STAR junction file gives a junction count and whether it's an annotated or novel junction. We have one file per technical replicate (so 1 or 2 files per sample)., we group them if necessary to have 1 file per biological replicate.
In filter_novel_junctions.R, read each the STAR junction files, for each biological replicate filter the novel junctions and save them.
Then in detect_consistent_junctions.R, load all the junctions filtered from individual samples, and filter them based on appearing in enough samples. Export resulting list.
In the following, we define "is in the neighborhood of this gene" as being within 60 bp of that gene, ignoring the strand.

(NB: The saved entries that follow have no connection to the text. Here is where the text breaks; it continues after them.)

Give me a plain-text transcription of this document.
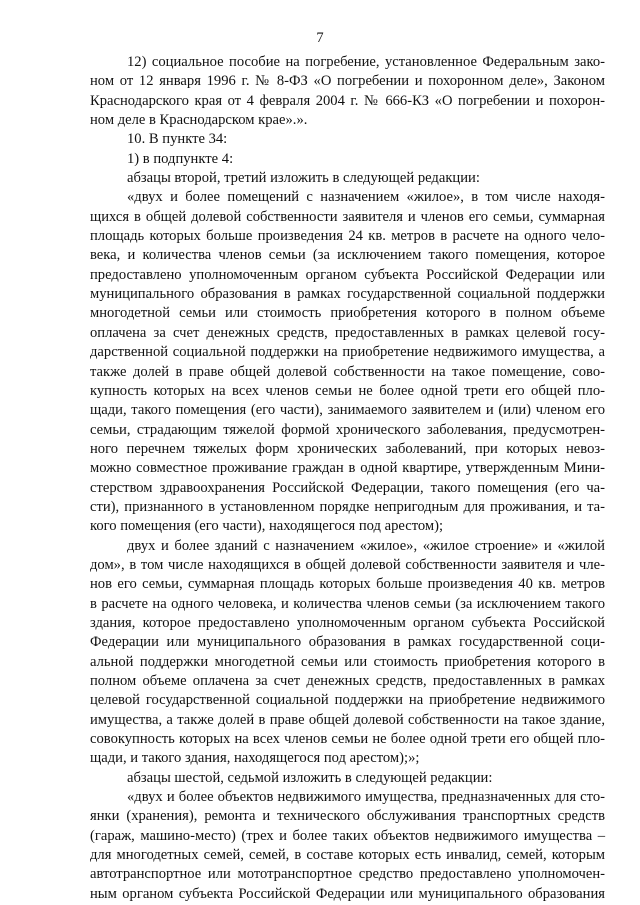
7
12) социальное пособие на погребение, установленное Федеральным зако-
ном от 12 января 1996 г. № 8-ФЗ «О погребении и похоронном деле», Законом
Краснодарского края от 4 февраля 2004 г. № 666-КЗ «О погребении и похорон-
ном деле в Краснодарском крае».».
10. В пункте 34:
1) в подпункте 4:
абзацы второй, третий изложить в следующей редакции:
«двух и более помещений с назначением «жилое», в том числе находя-
щихся в общей долевой собственности заявителя и членов его семьи, суммарная
площадь которых больше произведения 24 кв. метров в расчете на одного чело-
века, и количества членов семьи (за исключением такого помещения, которое
предоставлено уполномоченным органом субъекта Российской Федерации или
муниципального образования в рамках государственной социальной поддержки
многодетной семьи или стоимость приобретения которого в полном объеме
оплачена за счет денежных средств, предоставленных в рамках целевой госу-
дарственной социальной поддержки на приобретение недвижимого имущества, а
также долей в праве общей долевой собственности на такое помещение, сово-
купность которых на всех членов семьи не более одной трети его общей пло-
щади, такого помещения (его части), занимаемого заявителем и (или) членом его
семьи, страдающим тяжелой формой хронического заболевания, предусмотрен-
ного перечнем тяжелых форм хронических заболеваний, при которых невоз-
можно совместное проживание граждан в одной квартире, утвержденным Мини-
стерством здравоохранения Российской Федерации, такого помещения (его ча-
сти), признанного в установленном порядке непригодным для проживания, и та-
кого помещения (его части), находящегося под арестом);
двух и более зданий с назначением «жилое», «жилое строение» и «жилой
дом», в том числе находящихся в общей долевой собственности заявителя и чле-
нов его семьи, суммарная площадь которых больше произведения 40 кв. метров
в расчете на одного человека, и количества членов семьи (за исключением такого
здания, которое предоставлено уполномоченным органом субъекта Российской
Федерации или муниципального образования в рамках государственной соци-
альной поддержки многодетной семьи или стоимость приобретения которого в
полном объеме оплачена за счет денежных средств, предоставленных в рамках
целевой государственной социальной поддержки на приобретение недвижимого
имущества, а также долей в праве общей долевой собственности на такое здание,
совокупность которых на всех членов семьи не более одной трети его общей пло-
щади, и такого здания, находящегося под арестом);»;
абзацы шестой, седьмой изложить в следующей редакции:
«двух и более объектов недвижимого имущества, предназначенных для сто-
янки (хранения), ремонта и технического обслуживания транспортных средств
(гараж, машино-место) (трех и более таких объектов недвижимого имущества –
для многодетных семей, семей, в составе которых есть инвалид, семей, которым
автотранспортное или мототранспортное средство предоставлено уполномочен-
ным органом субъекта Российской Федерации или муниципального образования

For sample filtering, we keep splice junctions that fulfill 4 criteria:
- is flanked by canonical splice site motifs
- no longer than 1 kb
- at least 2 supporting reads in that sample
- is not in the neighborhood of an rRNA gene
- is in the neighborhood of a protein-coding gene, long-non-coding RNA gene, or pseudogene
- has at least 20% as many reads as the most highly detected splice junction from the neighbor genes
For the second filtering, we keep splice junctions that:
- are detected in at least two samples of the same neuron type
- are detected in at least half the samples of the same neuron type
These thresholds were chosen by examining candidate splice junctions in the genome browser.
In R/nb_genes_with_novel_sj.qmd (and the resulting html file), we estimate bounds on the number of genes that can contain novel junctions.